ABSTRACT

This chapter brings the PRC, Taiwan and Hong Kong together so as to foreground the parallel development of the new wave in filmmaking in all three Chinas during the 1980s. Chronologically, the new wave started first in Hong Kong in 1979. It dramatically changed the look of Hong Kong cinema and the way in which filmmakers there negotiated with their colonial history and postcolonial prospects. As in Hong Kong, New Taiwan Cinema developed an increasing awareness of identity issues in Taiwan’s own culture and history. Indeed, culture and history were of crucial importance to New Chinese Cinema in the post-Mao period, as cinema became one of the most popular means of rethinking what had gone wrong in the socialist revolution and what people could do to improve their lives. Emerging from the new waves in all three Chinas were new cinematic reflections on national and regional cultures and the common concerns with humanism in the face of the dominant political and economic regimes.

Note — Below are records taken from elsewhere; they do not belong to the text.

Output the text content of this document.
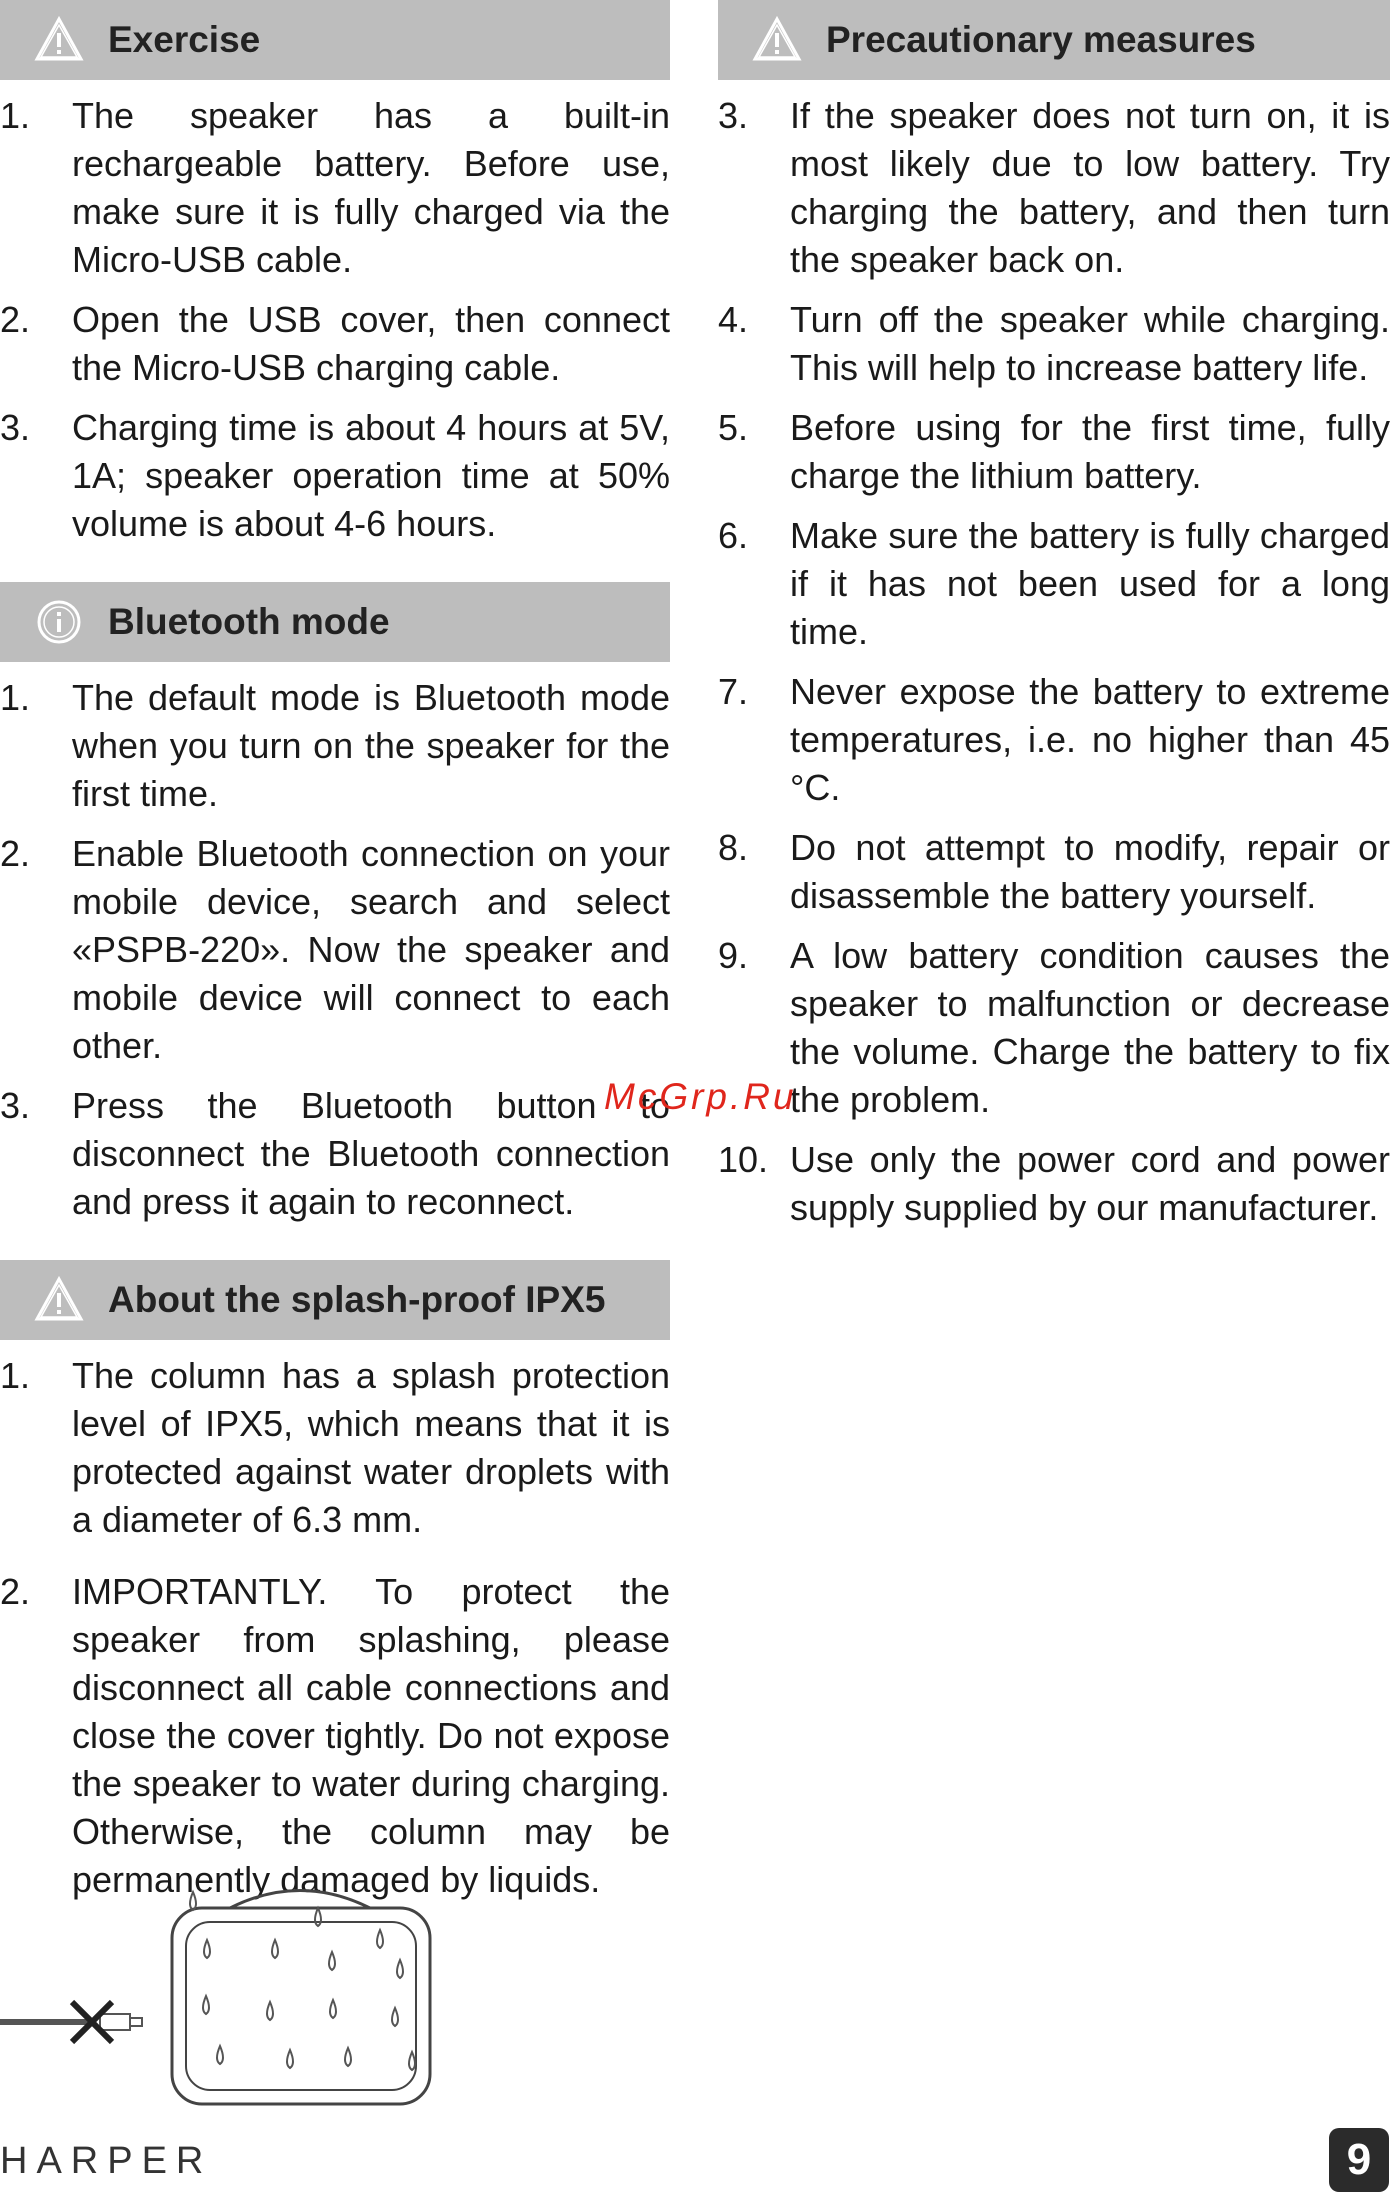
Exercise
1. The speaker has a built-in rechargeable battery. Before use, make sure it is fully charged via the Micro-USB cable.
2. Open the USB cover, then connect the Micro-USB charging cable.
3. Charging time is about 4 hours at 5V, 1A; speaker operation time at 50% volume is about 4-6 hours.
Bluetooth mode
1. The default mode is Bluetooth mode when you turn on the speaker for the first time.
2. Enable Bluetooth connection on your mobile device, search and select «PSPB-220». Now the speaker and mobile device will connect to each other.
3. Press the Bluetooth button to disconnect the Bluetooth connection and press it again to reconnect.
About the splash-proof IPX5
1. The column has a splash protection level of IPX5, which means that it is protected against water droplets with a diameter of 6.3 mm.
2. IMPORTANTLY. To protect the speaker from splashing, please disconnect all cable connections and close the cover tightly. Do not expose the speaker to water during charging. Otherwise, the column may be permanently damaged by liquids.
Precautionary measures
3. If the speaker does not turn on, it is most likely due to low battery. Try charging the battery, and then turn the speaker back on.
4. Turn off the speaker while charging. This will help to increase battery life.
5. Before using for the first time, fully charge the lithium battery.
6. Make sure the battery is fully charged if it has not been used for a long time.
7. Never expose the battery to extreme temperatures, i.e. no higher than 45 °C.
8. Do not attempt to modify, repair or disassemble the battery yourself.
9. A low battery condition causes the speaker to malfunction or decrease the volume. Charge the battery to fix the problem.
10. Use only the power cord and power supply supplied by our manufacturer.
McGrp.Ru
HARPER	9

Such concerns were put to the test in the 1989 prodemocratic demonstration in Beijing’s Tiananmen square, televised live by the Western media and followed by the PLA’s brutal crackdown that shocked the entire world. Although the momentum of the new waves had been exhausted by that time, a decade of cinematic innovations, increased interactions among filmmakers from the three Chinas and a number of top international film festival awards had placed Chinese film in a prominent position in world cinema.